The Claimant has the burden of establishing proper service [Boudreau v Ivanov, 154 AD2d 638, 639 (2d Dept 1989)] by a preponderance of the evidence. See Maldonado v County of Suffolk, 229 AD2d 376 (2d Dept 1996). Regulations require that proof of service be filed with the Chief Clerk within ten (10) days of service on the defendant. 22 NYCRR § 206.5(a).

Here, the Claimant has not established that he served the Claim upon the Attorney General as required, and the Defendant has raised the jurisdictional issue in a timely motion. Thus Claimant has failed to establish, by a fair preponderance of the credible evidence, that the Attorney General was served with a copy of the claim as required by Court of Claims Act §11(a).
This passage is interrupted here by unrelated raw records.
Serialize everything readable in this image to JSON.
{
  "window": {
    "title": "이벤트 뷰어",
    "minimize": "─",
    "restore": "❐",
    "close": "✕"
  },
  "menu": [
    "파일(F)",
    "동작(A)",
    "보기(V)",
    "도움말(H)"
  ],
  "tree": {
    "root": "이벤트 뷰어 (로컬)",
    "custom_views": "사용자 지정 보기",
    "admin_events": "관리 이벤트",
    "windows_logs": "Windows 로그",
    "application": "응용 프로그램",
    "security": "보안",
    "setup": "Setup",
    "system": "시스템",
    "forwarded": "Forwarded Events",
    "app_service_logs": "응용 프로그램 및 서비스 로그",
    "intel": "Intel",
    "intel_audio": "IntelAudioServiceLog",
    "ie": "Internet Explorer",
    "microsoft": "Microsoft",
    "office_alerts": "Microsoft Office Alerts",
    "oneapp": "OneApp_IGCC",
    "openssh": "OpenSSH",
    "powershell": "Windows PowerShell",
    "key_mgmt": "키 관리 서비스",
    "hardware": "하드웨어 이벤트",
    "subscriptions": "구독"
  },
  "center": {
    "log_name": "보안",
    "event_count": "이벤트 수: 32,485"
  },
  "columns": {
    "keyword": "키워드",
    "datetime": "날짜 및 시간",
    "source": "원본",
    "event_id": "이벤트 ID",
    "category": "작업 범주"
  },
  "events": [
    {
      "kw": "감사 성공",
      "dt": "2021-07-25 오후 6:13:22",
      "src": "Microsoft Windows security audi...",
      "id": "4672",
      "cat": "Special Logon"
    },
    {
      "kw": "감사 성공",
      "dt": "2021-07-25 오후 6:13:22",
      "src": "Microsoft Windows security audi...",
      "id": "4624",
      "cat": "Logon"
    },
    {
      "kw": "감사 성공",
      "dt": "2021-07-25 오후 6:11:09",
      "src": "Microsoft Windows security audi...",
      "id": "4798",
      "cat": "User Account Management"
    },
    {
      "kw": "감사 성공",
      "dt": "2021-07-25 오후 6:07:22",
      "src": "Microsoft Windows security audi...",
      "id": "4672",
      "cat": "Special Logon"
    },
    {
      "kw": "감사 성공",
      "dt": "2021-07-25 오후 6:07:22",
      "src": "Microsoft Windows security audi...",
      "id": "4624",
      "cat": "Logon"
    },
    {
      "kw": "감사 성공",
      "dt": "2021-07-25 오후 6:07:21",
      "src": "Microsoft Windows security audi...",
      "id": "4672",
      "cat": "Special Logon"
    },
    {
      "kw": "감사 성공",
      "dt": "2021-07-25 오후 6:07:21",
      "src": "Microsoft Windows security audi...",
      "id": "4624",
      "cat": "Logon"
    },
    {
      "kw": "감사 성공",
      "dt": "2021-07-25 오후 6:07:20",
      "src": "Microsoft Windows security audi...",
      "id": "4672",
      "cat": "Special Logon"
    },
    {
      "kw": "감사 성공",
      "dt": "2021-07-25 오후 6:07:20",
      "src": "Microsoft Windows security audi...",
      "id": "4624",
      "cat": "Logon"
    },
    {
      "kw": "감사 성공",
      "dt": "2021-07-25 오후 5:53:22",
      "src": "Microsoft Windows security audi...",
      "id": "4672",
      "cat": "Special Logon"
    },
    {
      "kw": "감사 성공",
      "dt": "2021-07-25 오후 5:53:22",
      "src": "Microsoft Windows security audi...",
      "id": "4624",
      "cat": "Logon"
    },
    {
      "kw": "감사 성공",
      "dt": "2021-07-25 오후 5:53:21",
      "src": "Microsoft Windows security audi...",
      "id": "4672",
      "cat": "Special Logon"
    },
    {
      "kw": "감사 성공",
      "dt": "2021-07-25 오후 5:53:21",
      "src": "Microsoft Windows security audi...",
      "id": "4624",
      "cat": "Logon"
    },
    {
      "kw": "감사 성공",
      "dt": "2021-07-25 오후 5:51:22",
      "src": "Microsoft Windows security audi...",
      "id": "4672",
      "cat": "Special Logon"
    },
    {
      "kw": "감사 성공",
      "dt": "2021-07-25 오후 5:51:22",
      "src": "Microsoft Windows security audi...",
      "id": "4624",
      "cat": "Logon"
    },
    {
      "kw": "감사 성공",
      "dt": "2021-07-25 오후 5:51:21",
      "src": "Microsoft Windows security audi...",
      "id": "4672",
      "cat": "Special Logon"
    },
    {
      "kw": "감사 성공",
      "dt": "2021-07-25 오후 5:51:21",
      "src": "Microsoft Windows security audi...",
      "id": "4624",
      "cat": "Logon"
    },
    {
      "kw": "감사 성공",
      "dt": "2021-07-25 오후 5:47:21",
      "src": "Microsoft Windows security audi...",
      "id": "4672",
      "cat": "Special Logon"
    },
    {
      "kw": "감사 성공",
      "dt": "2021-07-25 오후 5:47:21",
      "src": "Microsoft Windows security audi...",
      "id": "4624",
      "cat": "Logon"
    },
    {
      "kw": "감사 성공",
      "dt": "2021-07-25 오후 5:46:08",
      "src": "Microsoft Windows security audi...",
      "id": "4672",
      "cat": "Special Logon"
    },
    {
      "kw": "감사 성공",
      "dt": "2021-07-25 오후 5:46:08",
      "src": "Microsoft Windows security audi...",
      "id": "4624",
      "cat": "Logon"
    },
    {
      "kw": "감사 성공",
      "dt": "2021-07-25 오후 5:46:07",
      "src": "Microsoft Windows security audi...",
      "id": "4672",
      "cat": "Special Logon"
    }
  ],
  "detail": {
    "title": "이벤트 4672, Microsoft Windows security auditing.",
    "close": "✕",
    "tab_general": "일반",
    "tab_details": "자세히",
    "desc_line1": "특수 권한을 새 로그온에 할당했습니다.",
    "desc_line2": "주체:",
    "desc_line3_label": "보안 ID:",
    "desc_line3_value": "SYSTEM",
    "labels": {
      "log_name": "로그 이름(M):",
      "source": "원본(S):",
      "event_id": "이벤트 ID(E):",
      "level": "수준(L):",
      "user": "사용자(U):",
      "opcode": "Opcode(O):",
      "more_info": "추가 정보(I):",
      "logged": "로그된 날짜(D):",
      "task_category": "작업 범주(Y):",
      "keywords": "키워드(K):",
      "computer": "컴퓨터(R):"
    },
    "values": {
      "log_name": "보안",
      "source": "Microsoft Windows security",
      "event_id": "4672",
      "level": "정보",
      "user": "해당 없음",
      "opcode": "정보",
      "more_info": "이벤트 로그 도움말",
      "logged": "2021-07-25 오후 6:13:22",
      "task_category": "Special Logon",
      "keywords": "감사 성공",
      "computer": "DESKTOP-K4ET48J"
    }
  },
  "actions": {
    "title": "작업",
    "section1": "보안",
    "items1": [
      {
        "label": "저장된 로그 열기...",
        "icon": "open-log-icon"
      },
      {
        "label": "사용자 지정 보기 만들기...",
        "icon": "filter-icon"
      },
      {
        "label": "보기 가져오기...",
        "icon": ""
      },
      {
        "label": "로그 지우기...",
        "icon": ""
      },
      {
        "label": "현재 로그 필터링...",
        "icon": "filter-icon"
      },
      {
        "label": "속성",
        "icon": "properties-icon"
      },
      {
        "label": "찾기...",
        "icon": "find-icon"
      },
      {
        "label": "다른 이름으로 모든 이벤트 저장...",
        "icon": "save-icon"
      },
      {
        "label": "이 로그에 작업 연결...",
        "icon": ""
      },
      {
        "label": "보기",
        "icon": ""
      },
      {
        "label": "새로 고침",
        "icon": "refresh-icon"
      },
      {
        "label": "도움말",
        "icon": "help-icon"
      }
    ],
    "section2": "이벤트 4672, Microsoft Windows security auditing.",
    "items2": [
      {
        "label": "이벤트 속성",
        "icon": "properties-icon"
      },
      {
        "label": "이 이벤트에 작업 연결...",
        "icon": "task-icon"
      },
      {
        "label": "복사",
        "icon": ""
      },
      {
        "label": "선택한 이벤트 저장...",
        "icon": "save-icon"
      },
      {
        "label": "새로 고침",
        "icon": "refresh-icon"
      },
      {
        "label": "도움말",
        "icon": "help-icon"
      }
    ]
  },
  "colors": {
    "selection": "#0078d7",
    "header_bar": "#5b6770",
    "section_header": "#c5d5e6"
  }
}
The Court, therefore, does not have jurisdiction over the Defendant, and Defendant’s motion is hereby granted, and Claim Number 113661 is dismissed.

September 19, 2007
White Plains, New York

HON. THOMAS H. SCUCCIMARRA
Judge of the Court of Claims




[1]. As to the applicability of the Civil Practice Law and Rules in the Court of Claims, see Court of Claims Act §9(9).

[2].Since the date of accrual is not quite clear from the terms of the notice of intention or the claim, it is not clear whether the notice of intention was timely served. See Court of Claims Act § 10(3).